A well-structured health center that partners with the community, which we call a community health center (CHC), makes a working relationship with the influential members and/or institutions from its catchment area. The relationship is win-win and follows the simple principle of helping others in order to be helped. CBPR provides a step-by-step framework on how to partner with the community and how to expand and sustain this partnership. A CHC benefits from different types of resources within the community such as human capital, physical resources, and the social network. Also, community institutions get support for their projects and find the CHC a great asset for improving health and wellness of their community. The question is: what steps are necessary for PHC clinics in order to become a well-structured CHC?

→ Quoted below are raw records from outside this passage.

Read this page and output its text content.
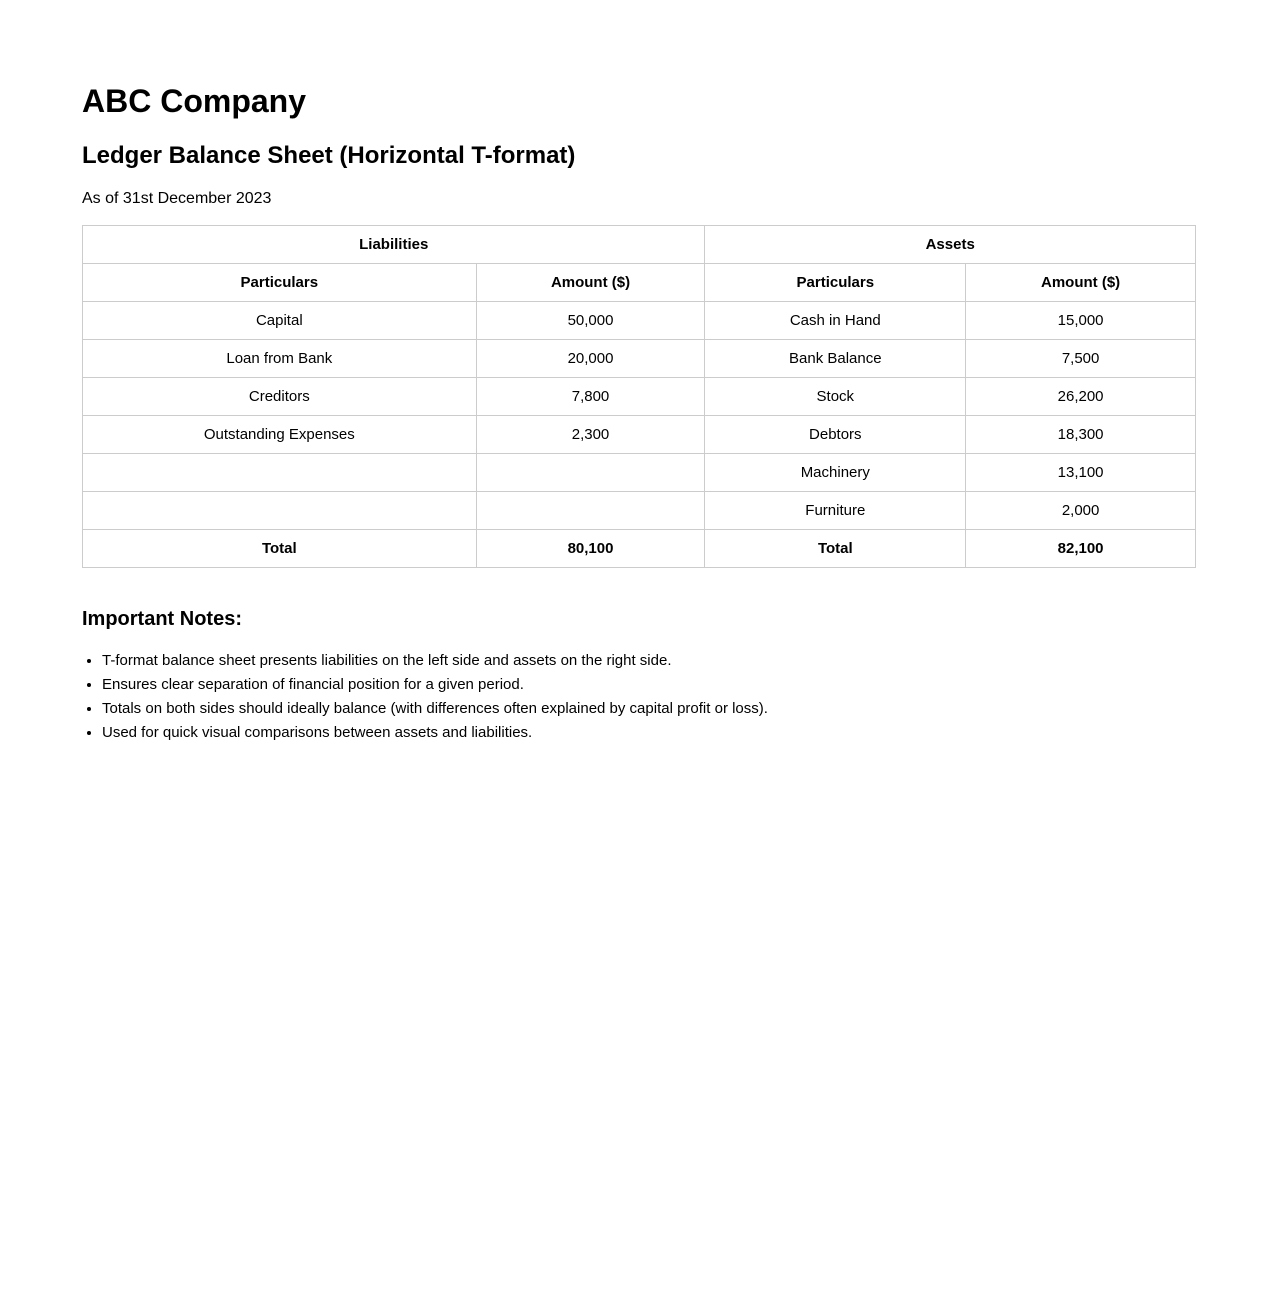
ABC Company
Ledger Balance Sheet (Horizontal T-format)

As of 31st December 2023

Liabilities		Assets	
Particulars	Amount ($)	Particulars	Amount ($)
Capital	50,000	Cash in Hand	15,000
Loan from Bank	20,000	Bank Balance	7,500
Creditors	7,800	Stock	26,200
Outstanding Expenses	2,300	Debtors	18,300
		Machinery	13,100
		Furniture	2,000
Total	80,100	Total	82,100
Important Notes:
• T-format balance sheet presents liabilities on the left side and assets on the right side.
• Ensures clear separation of financial position for a given period.
• Totals on both sides should ideally balance (with differences often explained by capital profit or loss).
• Used for quick visual comparisons between assets and liabilities.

The PHC clinic’s mission is very close to the CHC’s mission. They both want to improve the health and well-being of the community through health promotion and disease prevention. A PHC clinic, however, needs to take some additional steps in order to become fully connected to the community and call itself a well-structured CHC. First, partnership with local community requires some degree of autonomy and flexibility of the funding.35 It is not possible to form an equal partnership if the community demands some changes and the health providers keep saying that they cannot oblige. PHC clinics must have control over some of the critical resources such as funding, materials, and equipments. Also, the clinics should be flexible to some degree in terms of setting the priorities and planning specific interventions. In many health systems, this condition can be ensured through making national or regional policies as part of a healthcare reform initiative. The second requirement is the provision of short-term training on CBPR and appropriate local data collection techniques to the staff of the PHC clinics.19 In the United States, CBPR is one of the 8 new areas in which schools of public health should emphasize in their curricula.36 Participation of potential partners will improve the quality of the training and may clarify some of the planning steps that are needed in each setting. And third, building a partnership can be achieved in many different ways and may yield various results depending on the characteristics of the local setting. Health system will benefit substantially from creating an environment for documenting and sharing best practices and lessons learned from different partnerships.

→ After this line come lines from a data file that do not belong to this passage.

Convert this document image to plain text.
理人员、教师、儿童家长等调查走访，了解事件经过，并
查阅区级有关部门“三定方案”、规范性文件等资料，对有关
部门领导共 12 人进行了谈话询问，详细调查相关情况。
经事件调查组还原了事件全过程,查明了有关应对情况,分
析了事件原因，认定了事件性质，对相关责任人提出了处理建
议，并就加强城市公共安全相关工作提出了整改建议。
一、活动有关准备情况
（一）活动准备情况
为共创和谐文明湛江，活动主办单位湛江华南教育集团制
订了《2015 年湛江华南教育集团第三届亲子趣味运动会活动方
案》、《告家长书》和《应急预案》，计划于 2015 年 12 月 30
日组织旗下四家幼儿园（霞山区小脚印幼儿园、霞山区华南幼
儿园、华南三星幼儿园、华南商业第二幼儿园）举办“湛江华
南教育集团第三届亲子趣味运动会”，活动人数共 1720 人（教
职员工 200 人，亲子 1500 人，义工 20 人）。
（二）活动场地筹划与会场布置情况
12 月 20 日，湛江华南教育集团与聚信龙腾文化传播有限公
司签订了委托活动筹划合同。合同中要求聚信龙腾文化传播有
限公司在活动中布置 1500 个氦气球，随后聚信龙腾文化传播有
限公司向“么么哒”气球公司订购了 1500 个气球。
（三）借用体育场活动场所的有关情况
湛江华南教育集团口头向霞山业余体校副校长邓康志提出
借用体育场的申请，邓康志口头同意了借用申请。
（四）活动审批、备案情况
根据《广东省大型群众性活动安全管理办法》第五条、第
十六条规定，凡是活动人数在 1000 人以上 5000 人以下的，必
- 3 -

We fully recognize that creating partnership in health and using CBPR is a slow process and requires years of work. However, if people become partners and learn to solve their own problems, the effects will not be limited to health. This will be a vision and approach that the community can take to address a large number of its other problems too, and therefore in the long run it may lead to substantial improvements in many aspects of the life of the society.
Conflict of interest statement: We declare that we have no conflict of interest.